Open
Description
The current implementation from #12634 has support for manual cleaning of cache data based on size. This is just a preliminary implementation, with the intent to gather better use cases to understand how size-based cleaning should work.
Some considerations for changes:
- What are the use cases for cleaning based on size?
- What should be included in size calculations (src, cache, git db, git co, indexes)?
- Does the current max-size behavior make sense? It combines src,cache and sorts on time. But should it maybe have higher precedence to delete src first (since it can be recreated locally)?
- Should it include indexes (It doesn't because deleting an index seems like it would not be something that you would want, and there are relatively few indexes).
- What should be the priorities for what it cleans first?

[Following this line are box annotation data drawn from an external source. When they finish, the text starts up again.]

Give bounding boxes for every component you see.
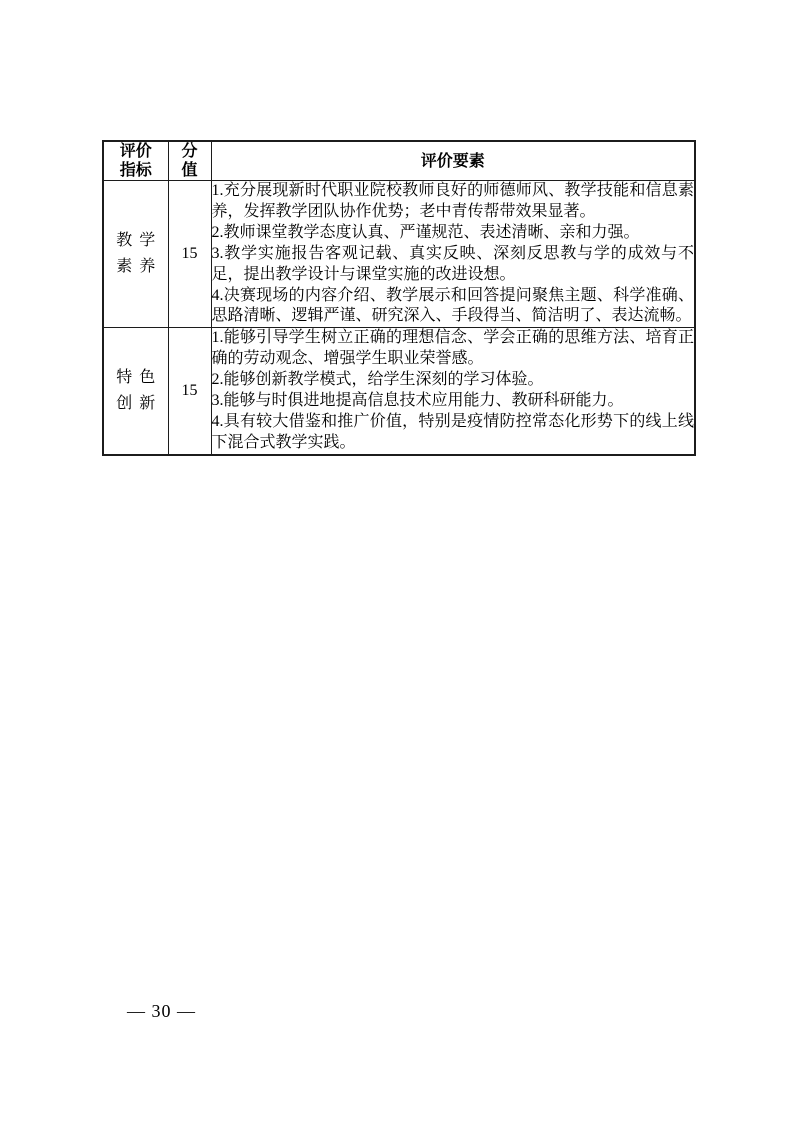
score-value: 15 (168, 328, 211, 455)
header-score-line1: 分 (169, 142, 211, 161)
table-row-distinctive-innovation: 特色 创新 15 1.能够引导学生树立正确的理想信念、学会正确的思维方法、培育正… (103, 328, 695, 455)
element-item: 3.能够与时俱进地提高信息技术应用能力、教研科研能力。 (212, 391, 695, 412)
elements-cell: 1.能够引导学生树立正确的理想信念、学会正确的思维方法、培育正确的劳动观念、增强… (211, 328, 695, 455)
header-indicator-line2: 指标 (104, 161, 168, 180)
element-item: 2.教师课堂教学态度认真、严谨规范、表述清晰、亲和力强。 (212, 223, 695, 244)
header-score: 分 值 (168, 141, 211, 181)
elements-cell: 1.充分展现新时代职业院校教师良好的师德师风、教学技能和信息素养，发挥教学团队协… (211, 181, 695, 328)
header-indicator: 评价 指标 (103, 141, 168, 181)
element-item: 1.能够引导学生树立正确的理想信念、学会正确的思维方法、培育正确的劳动观念、增强… (212, 328, 695, 370)
indicator-cell: 特色 创新 (103, 328, 168, 455)
element-item: 4.决赛现场的内容介绍、教学展示和回答提问聚焦主题、科学准确、思路清晰、逻辑严谨… (212, 286, 695, 328)
table-header-row: 评价 指标 分 值 评价要素 (103, 141, 695, 181)
evaluation-table: 评价 指标 分 值 评价要素 教学 素养 15 1.充分展现新时代职业院校教师良… (102, 140, 696, 456)
indicator-label-line1: 特色 (104, 365, 168, 391)
element-item: 1.充分展现新时代职业院校教师良好的师德师风、教学技能和信息素养，发挥教学团队协… (212, 181, 695, 223)
header-indicator-line1: 评价 (104, 142, 168, 161)
header-score-line2: 值 (169, 161, 211, 180)
element-item: 4.具有较大借鉴和推广价值，特别是疫情防控常态化形势下的线上线下混合式教学实践。 (212, 412, 695, 454)
indicator-cell: 教学 素养 (103, 181, 168, 328)
indicator-label-line2: 创新 (104, 391, 168, 417)
indicator-label-line2: 素养 (104, 254, 168, 280)
element-item: 2.能够创新教学模式，给学生深刻的学习体验。 (212, 370, 695, 391)
element-item: 3.教学实施报告客观记载、真实反映、深刻反思教与学的成效与不足，提出教学设计与课… (212, 244, 695, 286)
table-row-teaching-literacy: 教学 素养 15 1.充分展现新时代职业院校教师良好的师德师风、教学技能和信息素… (103, 181, 695, 328)
score-value: 15 (168, 181, 211, 328)
document-page: 评价 指标 分 值 评价要素 教学 素养 15 1.充分展现新时代职业院校教师良… (0, 0, 793, 1122)
page-number: — 30 — (127, 1001, 196, 1022)
indicator-label-line1: 教学 (104, 228, 168, 254)
header-elements: 评价要素 (211, 141, 695, 181)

- What should be the CLI options be for specifying manual size cleaning?
- Should
--max-download-size
include git caches? - Should automatic gc support size-based cleaning?
- This may be tricky to implement, since you don't want to delete anything that is being used by the current build, and could potentially cause cache thrashing.
- It's not clear to me at which point during the build it should do a size-based cleaning.
- Tracking size data is slow.
- The current
du
implementation is primitive, and doesn't know about block sizes, and thus vastly undercounts the disk usage of small files. Should it be updated or replaced to use a better implementation? (It also doesn't handle hard-links, see gc: Verify du_git_checkout works on Windows #13064).